Building healthy sanitation facilities in rural areas
We are building safe and healthy sanitation facilities for these reasons: Ending defecation in the open rather than in toilets will have “transformational benefits” for the most vulnerable people in East Sumba. Open defecation is when people defecate in the open -for example, in fields, forests, bushes, lakes and rivers rather than toilets. We find that of the hundreds of thousands of people who practice open defecation, 91% live in rural areas. An increase in the population of the regions in which we work leads to a localized increase in open defecation.
Building a 6,500-litre Ferro-cement tank
Building a water storage tank is something simple but complicated at the same time. Working day and sometimes night too, sleeping under challenging conditions, eating little and walking a lot… This is the life of the Fair Future and Kawan Baik teams in the field, every day for months with the support and unconditional support of the villages where we are setting up a new program.
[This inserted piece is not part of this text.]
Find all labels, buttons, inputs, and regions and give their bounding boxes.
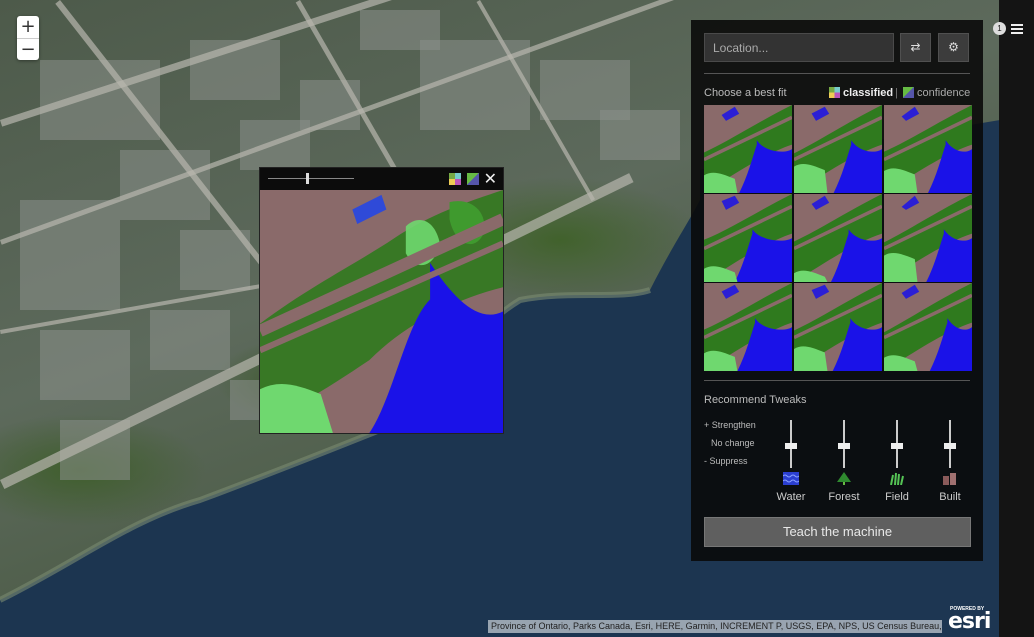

We are very involved in all the constructions, be it the reservoirs but also the healthy sanitary installations, the water connections, the filtration systems, and so many other things which, put together, create infrastructures which make them more useful, simpler life.
Lukukamaru Sumba. A tremendous job to do here
East Sumba is full of villages that I believe we have to call “very poor”, where eating or drinking enough, taking a simple shower, and earning enough to buy a little rice is almost impossible. These villages are isolated from everything and everyone. We go there as often as possible, currently every day. These moments spent with the villagers tell us very clearly about what we can put in place to improve the living conditions of these people living in these regions. Lukukamaru is one of those villages. Everything is paid for at a high price, at the cost of incredible physical and psychological effort; here, we can speak of a state of daily survival.
Shortage of clean, safe drinking water
All these people, we meet every day. When we ask them what their biggest dream is, all without exception answer us this: To have clean water, some not dangerous for their health and that of children, and pregnant women. To have access to it here, close to home. To be able to water and cultivate a garden, eat better, shower, and wash. But above all to be able to drink more, cook more. The Fair Future and Kawan Baik foundations within the framework of the Water Connections project, strive by all means to fulfil their dreams. Their lives, their health and their future are at stake. Water is the source of life, of all life!